Artists Alley opens up Saturday

Article Published: Sep. 2, 2010 | Modified: Sep. 7, 2011

Artists Alley. It's not just a street. It's a community. And Saturday, it's opening up to the rest of the High Country.

"We do this every year," artist Marie Hosfield said.

The Artists Alley Art Show is a Labor Day weekend tradition in the High Country and has been for nearly 40 years, thanks to Minerva Goldsmith. Come Saturday, you can hear the tale in person.

"She owned most of this property down in this area," Hosfield said. "She came here in the summertime and had always looked upon this piece of land as a perfect place for an artist colony."

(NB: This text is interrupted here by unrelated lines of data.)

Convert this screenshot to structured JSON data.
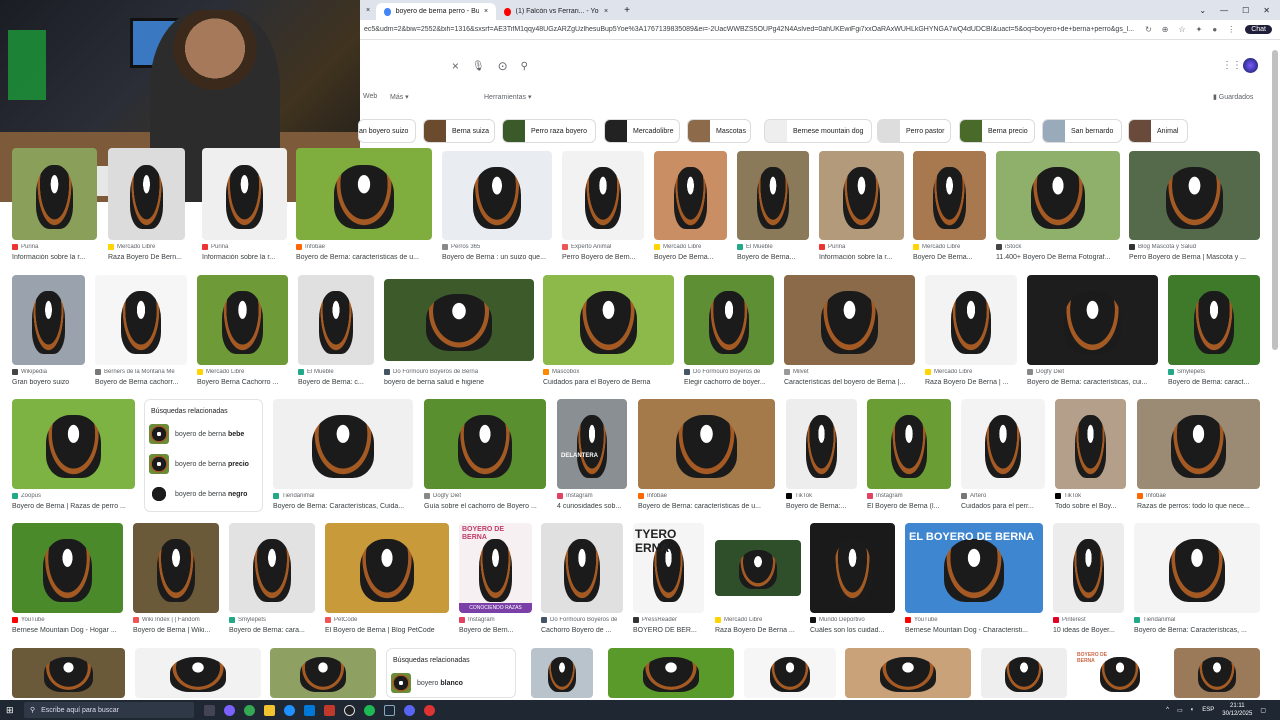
{
  "browser": {
    "tabs": [
      {
        "label": "boyero de berna perro - Buscar c",
        "active": true,
        "color": "#4285f4"
      },
      {
        "label": "(1) Falcón vs Ferrari... - YouTube",
        "active": false,
        "color": "#ff0000"
      }
    ],
    "new_tab": "+",
    "url": "ec5&udm=2&biw=2552&bih=1316&sxsrf=AE3TifM1qqy48UGzARZgUzlhesuBup5Yoe%3A1767139835089&ei=-2UacWWBZS5OUPg42N4Aslved=0ahUKEwiFgi7xxOaRAxWUHLkGHYNGA7wQ4dUDCBI&uact=5&oq=boyero+de+berna+perro&gs_l...",
    "chat_label": "Chat"
  },
  "search": {
    "clear_icon": "×",
    "mic_icon": "🎤",
    "lens_icon": "⊙",
    "search_icon": "🔍"
  },
  "nav": {
    "web": "Web",
    "more": "Más",
    "tools": "Herramientas",
    "saved": "Guardados"
  },
  "chips": [
    {
      "label": "an boyero suizo"
    },
    {
      "label": "Berna suiza"
    },
    {
      "label": "Perro raza boyero"
    },
    {
      "label": "Mercadolibre"
    },
    {
      "label": "Mascotas"
    },
    {
      "label": "Bernese mountain dog"
    },
    {
      "label": "Perro pastor"
    },
    {
      "label": "Berna precio"
    },
    {
      "label": "San bernardo"
    },
    {
      "label": "Animal"
    }
  ],
  "results": [
    {
      "src": "Purina",
      "title": "Información sobre la r..."
    },
    {
      "src": "Mercado Libre",
      "title": "Raza Boyero De Bern..."
    },
    {
      "src": "Purina",
      "title": "Información sobre la r..."
    },
    {
      "src": "Infobae",
      "title": "Boyero de Berna: características de u..."
    },
    {
      "src": "Perros 365",
      "title": "Boyero de Berna : un suizo que..."
    },
    {
      "src": "Experto Animal",
      "title": "Perro Boyero de Bern..."
    },
    {
      "src": "Mercado Libre",
      "title": "Boyero De Berna..."
    },
    {
      "src": "El Mueble",
      "title": "Boyero de Berna..."
    },
    {
      "src": "Purina",
      "title": "Información sobre la r..."
    },
    {
      "src": "Mercado Libre",
      "title": "Boyero De Berna..."
    },
    {
      "src": "iStock",
      "title": "11.400+ Boyero De Berna Fotograf..."
    },
    {
      "src": "Blog Mascota y Salud",
      "title": "Perro Boyero de Berna | Mascota y ..."
    },
    {
      "src": "Wikipedia",
      "title": "Gran boyero suizo"
    },
    {
      "src": "Berners de la Montaña Me",
      "title": "Boyero de Berna cachorr..."
    },
    {
      "src": "Mercado Libre",
      "title": "Boyero Berna Cachorro ..."
    },
    {
      "src": "El Mueble",
      "title": "Boyero de Berna: c..."
    },
    {
      "src": "Do Formouro Boyeros de Berna",
      "title": "boyero de berna salud e higiene"
    },
    {
      "src": "Mascobox",
      "title": "Cuidados para el Boyero de Berna"
    },
    {
      "src": "Do Formouro Boyeros de",
      "title": "Elegir cachorro de boyer..."
    },
    {
      "src": "Milvet",
      "title": "Características del boyero de Berna |..."
    },
    {
      "src": "Mercado Libre",
      "title": "Raza Boyero De Berna | ..."
    },
    {
      "src": "Dogfy Diet",
      "title": "Boyero de Berna: características, cui..."
    },
    {
      "src": "Smylepets",
      "title": "Boyero de Berna: caract..."
    },
    {
      "src": "Zoopus",
      "title": "Boyero de Berna | Razas de perro ..."
    },
    {
      "src": "Tiendanimal",
      "title": "Boyero de Berna: Características, Cuida..."
    },
    {
      "src": "Dogfy Diet",
      "title": "Guía sobre el cachorro de Boyero ..."
    },
    {
      "src": "Instagram",
      "title": "4 curiosidades sob..."
    },
    {
      "src": "Infobae",
      "title": "Boyero de Berna: características de u..."
    },
    {
      "src": "TikTok",
      "title": "Boyero de Berna:..."
    },
    {
      "src": "Instagram",
      "title": "El Boyero de Berna (l..."
    },
    {
      "src": "Artero",
      "title": "Cuidados para el perr..."
    },
    {
      "src": "TikTok",
      "title": "Todo sobre el Boy..."
    },
    {
      "src": "Infobae",
      "title": "Razas de perros: todo lo que nece..."
    },
    {
      "src": "YouTube",
      "title": "Bernese Mountain Dog - Hogar ..."
    },
    {
      "src": "Wiki Index | | Fandom",
      "title": "Boyero de Berna | Wiki..."
    },
    {
      "src": "Smylepets",
      "title": "Boyero de Berna: cara..."
    },
    {
      "src": "PetCode",
      "title": "El Boyero de Berna | Blog PetCode"
    },
    {
      "src": "Instagram",
      "title": "Boyero de Bern..."
    },
    {
      "src": "Do Formouro Boyeros de",
      "title": "Cachorro Boyero de ..."
    },
    {
      "src": "PressReader",
      "title": "BOYERO DE BER..."
    },
    {
      "src": "Mercado Libre",
      "title": "Raza Boyero De Berna ..."
    },
    {
      "src": "Mundo Deportivo",
      "title": "Cuáles son los cuidad..."
    },
    {
      "src": "YouTube",
      "title": "Bernese Mountain Dog - Characteristi..."
    },
    {
      "src": "Pinterest",
      "title": "10 ideas de Boyer..."
    },
    {
      "src": "Tiendanimal",
      "title": "Boyero de Berna: Características, ..."
    }
  ],
  "related1": {
    "header": "Búsquedas relacionadas",
    "items": [
      {
        "prefix": "boyero de berna",
        "bold": "bebe"
      },
      {
        "prefix": "boyero de berna",
        "bold": "precio"
      },
      {
        "prefix": "boyero de berna",
        "bold": "negro"
      }
    ]
  },
  "related2": {
    "header": "Búsquedas relacionadas",
    "items": [
      {
        "prefix": "boyero",
        "bold": "blanco"
      }
    ]
  },
  "image_text": {
    "delantera": "DELANTERA",
    "boyero_title": "EL BOYERO DE BERNA",
    "boyero_de_berna": "BOYERO DE BERNA",
    "conociendo": "CONOCIENDO RAZAS",
    "tyero": "TYERO",
    "erna": "ERNA",
    "boyero_berna_small": "BOYERO DE BERNA"
  },
  "taskbar": {
    "search_placeholder": "Escribe aquí para buscar",
    "lang": "ESP",
    "time": "21:11",
    "date": "30/12/2025"
  }
}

After selling land to local art legend Philip Moose, her dream became a reality. He began to sell off parcels, including one to potter Herb Cohen and mixed media artist Jose Fumero. But it hasn't all been planned. After all, coincidence brought Hosfield to the Alley.

"And we're in our eighth year in the Alley," she said.

She moved for the location and was delighted to learn artists congregate at the Alley.

"We're close enough to Blowing Rock and Boone, but we're tucked away off the beaten path," she said, "and it's just a quiet, serene place to paint or to indulge yourself in whatever art you're doing, whether it's pottery or woodworking or painting. It's just a nice feeling down here."
The acrylic paint she puts to the canvas reflects that edge.

"I do a lot of landscapes," Hosfield said.

But it's not just about paint. Think glass blowing, watercolors, pottery, charcoals and more. The sale is made up of all kinds and, of course, all prices.

"I think that most anyone can find something in their price range here," she said.

And it's not all just for display. Jewelry and functional pottery make unique gifts and are all available at the show.

A sunny afternoon will mean a pleasant stroll down the street. "You can park all along, pretty much," she said.

People will assist in traffic direction, and handicapped and special needs vehicles will be accommodated in the driveways.

A reception opens the show Friday, Sept. 3, from 4 to 7 p.m. The show starts Saturday, Sept. 4 (10 a.m.-4 p.m.) and extends through Sunday (noon-4 p.m.). Hosting artists include Kate Colclaser (pottery), Marie Hosfield, Barbara Ballesty and Julianne Spradlin.

Colclaser, a former Penland student who has displayed her work in the Jones House and Turchin Center, has work displayed on She is hosting Appalachian StateUniversity's Craft Enrichment Program instructor, June Kay.

Kay currently teaches glass fusing and pottery and has worked abroad in stained glass, glass painting and porcelain. Colclaser is also hosting glass blower Garner Britt, also an instructor in ASU's Craft Enrichment Program.

Potter and teacher (Artworks on Main in Mooresville) Barbara Ballesty creates functional art and will host L.C. Neill, Adeline Sauer and Alex Hallmark.

Neill, an oil and egg tempera artist, concentrates on figurative and still life.

Sauer, a 2009 award winner in the Caldwell County Visual Arts Annual Competition, is a watercolor landscape painter and also works with colored pencils. Hallmark, a self-described figurative sculptor, produces sculpture in several different cast mediums and specializes in commissions for architectural applications.

Spradlin, an Alley organizer, will host SaraBeth Metzger and Laura Cardwell. Metzger, involved in the show for the last four years, works with ceramics. Cardwell, an artisan jeweler, fuses, forges, raises and stone sets in Argentums silver, sterling silver, 14-karat rose gold and copper.

Hosfield, who enjoys, in particular, painting landscapes along the Blue Ridge Parkway, is hosting Sharon T. Moore, Virginia Nuckolls, Stephanie Welden, Julia J. Allen, Lisa Pepper and Laura Fly. Moore, a painter who also works with pastels, has a background in interior design.

Nuckolls, a metal smith, creates functional woven baskets. Allen, a multi-media paint thrower, is originally from Durham. Welden, an oil painter, works with mountain- and coast-scapes and has work on display at the Main Street Gallery in Blowing Rock. Pepper is an oil painter. Fly, a graduate of ASU, has been designing and creating her own jewelry line for more than a decade.
Artists Alley is located 3.5 miles off U.S. 221 South from Blowing Rock. Follow the signs.